Minggu, 07 November 2010

RISET PEMASARAN

Definisi Riset Pemasaran

Riset Pemasaran menurut Malhotra (1996) merupakan identifikasi, pengumpulan, analisis dan penyebarluasan informasi secara sistematis dan obyektif dengan tujuan untuk membantu manajemen dalam pengambilan keputusan berkaitan dengan identifikasi dan pemecahan masalah dan peluang dalam bidang pemasaran.

Kriteria Riset Pemasaran

a. Relevan

Menghasilkan informasi yang dibutuhkan untuk merespon tantangan atau menyelesaikan masalah pemasaran yang dihadapi perusahaan.

b. Tepat Waktu

Hasil penelitian selesai tepat pada waktunya

c. Efisien

Setiap riset pemasaran harus memberikan nilai tambah lebih besar dari pada biaya yang telah dikeluarkan.

d. Obyektif

Agar hasil penelitian berkualitas baik, sehingga kesalahan interpretasi dapat dihindari.

Klasifikasi Riset Pemasaran

a. Riset Identifikasi Masalah

Membantu mengidentifikasi masalah yang mungkin tidak atau belum muncul ke permukaan, namun telah atau bakal terjadi di masa depan. Riset Identifikasi masalah terdiri dari : riset potensi pasar, riset pangsa pasar, riset citra merk atau perusahaan, riset karakteristik pasar, riset analisis penjualan, riset peramalan bisnis, dan riset trend bisnis.

b.
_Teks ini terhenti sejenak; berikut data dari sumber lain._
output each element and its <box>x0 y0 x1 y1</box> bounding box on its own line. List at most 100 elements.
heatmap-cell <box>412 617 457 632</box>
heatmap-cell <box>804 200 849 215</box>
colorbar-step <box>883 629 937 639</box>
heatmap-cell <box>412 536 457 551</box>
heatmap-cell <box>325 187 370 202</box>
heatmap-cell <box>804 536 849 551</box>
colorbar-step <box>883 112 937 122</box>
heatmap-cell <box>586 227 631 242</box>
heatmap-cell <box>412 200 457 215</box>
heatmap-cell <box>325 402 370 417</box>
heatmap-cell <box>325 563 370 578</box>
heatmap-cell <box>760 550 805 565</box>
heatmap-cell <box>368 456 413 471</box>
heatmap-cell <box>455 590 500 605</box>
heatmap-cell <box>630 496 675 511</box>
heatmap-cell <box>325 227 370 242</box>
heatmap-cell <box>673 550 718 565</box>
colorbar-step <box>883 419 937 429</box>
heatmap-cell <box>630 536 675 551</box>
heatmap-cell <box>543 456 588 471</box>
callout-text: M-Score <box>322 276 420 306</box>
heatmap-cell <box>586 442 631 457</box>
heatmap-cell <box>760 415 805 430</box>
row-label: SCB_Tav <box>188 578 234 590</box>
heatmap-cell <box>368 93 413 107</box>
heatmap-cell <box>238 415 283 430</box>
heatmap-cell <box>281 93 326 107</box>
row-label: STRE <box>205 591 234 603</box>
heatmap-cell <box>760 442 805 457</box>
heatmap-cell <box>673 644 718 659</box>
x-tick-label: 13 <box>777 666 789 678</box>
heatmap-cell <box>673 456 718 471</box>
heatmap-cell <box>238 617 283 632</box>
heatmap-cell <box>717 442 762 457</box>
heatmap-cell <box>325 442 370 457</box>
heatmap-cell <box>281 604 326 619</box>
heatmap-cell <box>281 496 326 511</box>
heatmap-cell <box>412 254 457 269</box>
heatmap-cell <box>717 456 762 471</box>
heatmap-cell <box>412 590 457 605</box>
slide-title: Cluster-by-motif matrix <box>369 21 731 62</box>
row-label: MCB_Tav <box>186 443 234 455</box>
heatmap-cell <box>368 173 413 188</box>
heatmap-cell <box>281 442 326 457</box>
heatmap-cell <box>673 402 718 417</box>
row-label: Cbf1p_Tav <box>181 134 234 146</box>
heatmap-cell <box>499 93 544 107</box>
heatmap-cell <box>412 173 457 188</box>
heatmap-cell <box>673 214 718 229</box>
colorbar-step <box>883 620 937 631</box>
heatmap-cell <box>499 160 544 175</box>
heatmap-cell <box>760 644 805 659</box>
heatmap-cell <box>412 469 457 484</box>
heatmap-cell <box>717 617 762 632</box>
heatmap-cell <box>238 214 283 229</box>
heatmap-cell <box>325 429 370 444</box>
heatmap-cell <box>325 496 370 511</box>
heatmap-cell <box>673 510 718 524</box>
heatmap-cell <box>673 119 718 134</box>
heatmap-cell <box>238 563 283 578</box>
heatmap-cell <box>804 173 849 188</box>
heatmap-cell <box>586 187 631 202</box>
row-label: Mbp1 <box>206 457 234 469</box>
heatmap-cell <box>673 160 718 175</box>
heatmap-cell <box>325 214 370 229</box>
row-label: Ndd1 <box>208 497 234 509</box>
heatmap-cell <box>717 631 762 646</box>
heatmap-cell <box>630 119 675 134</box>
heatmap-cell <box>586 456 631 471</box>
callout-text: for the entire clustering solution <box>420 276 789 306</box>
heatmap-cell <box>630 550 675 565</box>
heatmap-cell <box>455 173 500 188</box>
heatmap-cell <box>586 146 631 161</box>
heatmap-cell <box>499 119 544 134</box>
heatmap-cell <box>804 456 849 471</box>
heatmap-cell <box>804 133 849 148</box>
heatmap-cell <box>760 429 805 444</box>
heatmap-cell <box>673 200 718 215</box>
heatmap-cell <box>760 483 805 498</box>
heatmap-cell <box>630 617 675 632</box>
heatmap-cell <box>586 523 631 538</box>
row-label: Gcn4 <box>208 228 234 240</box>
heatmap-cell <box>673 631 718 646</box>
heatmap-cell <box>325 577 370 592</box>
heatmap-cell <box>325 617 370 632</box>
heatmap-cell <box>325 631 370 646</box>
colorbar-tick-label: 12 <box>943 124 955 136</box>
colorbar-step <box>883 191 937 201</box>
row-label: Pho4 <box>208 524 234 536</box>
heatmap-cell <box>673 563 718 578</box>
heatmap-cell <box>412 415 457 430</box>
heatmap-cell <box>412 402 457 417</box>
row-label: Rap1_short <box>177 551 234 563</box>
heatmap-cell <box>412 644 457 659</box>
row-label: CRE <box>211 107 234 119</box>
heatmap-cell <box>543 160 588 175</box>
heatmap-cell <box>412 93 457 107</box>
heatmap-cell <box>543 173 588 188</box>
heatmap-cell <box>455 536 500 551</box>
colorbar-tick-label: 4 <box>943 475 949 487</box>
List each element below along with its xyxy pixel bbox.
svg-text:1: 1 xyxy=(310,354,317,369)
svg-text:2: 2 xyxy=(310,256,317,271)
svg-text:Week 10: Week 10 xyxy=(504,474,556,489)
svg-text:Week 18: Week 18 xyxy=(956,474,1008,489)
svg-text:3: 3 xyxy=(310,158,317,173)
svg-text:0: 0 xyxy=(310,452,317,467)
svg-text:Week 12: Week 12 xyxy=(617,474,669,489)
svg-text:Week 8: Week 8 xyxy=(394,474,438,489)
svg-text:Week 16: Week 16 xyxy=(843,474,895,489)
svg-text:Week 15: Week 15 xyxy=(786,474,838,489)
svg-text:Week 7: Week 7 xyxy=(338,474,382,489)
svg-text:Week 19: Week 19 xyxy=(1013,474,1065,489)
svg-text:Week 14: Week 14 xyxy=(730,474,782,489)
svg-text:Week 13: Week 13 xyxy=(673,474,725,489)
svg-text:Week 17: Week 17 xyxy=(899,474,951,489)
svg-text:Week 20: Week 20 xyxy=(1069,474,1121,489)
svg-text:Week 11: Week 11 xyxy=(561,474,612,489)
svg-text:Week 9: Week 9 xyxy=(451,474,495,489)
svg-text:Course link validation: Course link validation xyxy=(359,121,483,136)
Riset pemecahan masalah Digunakan dalam pembuatan keputusan untuk memecahkan masalah pemasaran spesifik.

Riset pemecahan masalah meliputi : riset segmentasi, riset produk, riset penetapan harga, riset promosi, riset distribusi.

Empat Jenis Dasar Riset Pemasaran
Internal-analisis catatan penjualan, tingkat periklanan, harga versus volume, dan sebagainya.
Eksternal-menggunakan sumber daya di luar organisasi untuk melengkapi riset internal.
Reaktif-jawaban kuisioner, wawancara terstruktur, dan sebagainya.
Non reaktif-interpretasi terhadap fenomena yang diamati, misalnya merekam pelanggan di toko, mendengarkan panel pelanggan, dan sebagainya.

Sumber:

http://rson-r-son.blogspot.com/2009/05/riset-pemasaran.html

http://elearning.gunadarma.ac.id/docmodul/pemasaran_dan_komunikasi/Bab09.RisetPemasaran.pdf

Sabtu, 06 November 2010

Faktor-Faktor Yang Mempengaruhi Perilaku Konsumen

Faktor yang mempengaruhi perilaku konsumen, terbagi atas 2, yaitu faktor internal (berasal dari dalam diri sendiri) dan faktor eksternal (lingkungan)

Faktor Internal
1. Demografis, psikografis, dan kepribadian
Demografis berhubungan dengan ukuran, struktur, dan pendistribusian populasi. Demografis berperan penting dalam pemasaran. Demografis membantu peramalan trend suatu produk bertahun-tahun mendatang serta perubahan permintaan dan pola konsumsi.

Psikografis adalah sebuah teknik operasional untuk mengukur gaya hidup. Dalam kata lain psikografis adalah penelitian mengenai profil psikologi dari konsumen. Psikografis memberikan pengukuran secara kuantitatif maupun kualitatif. Bila demografis menjelaskan siapa yang membeli suatu produk, psikografis menekankan pada penjelasan mengapa produk tersebut dibeli. Sangat penting untuk meneliti faktor psikografis termasuk kepercayaan dan nilai karena kesuksesan industri organik akan bergantung pada tingkat kemampuan memobilisasi konsumen untuk menerima produk organik (Lea & Worsley, 2005).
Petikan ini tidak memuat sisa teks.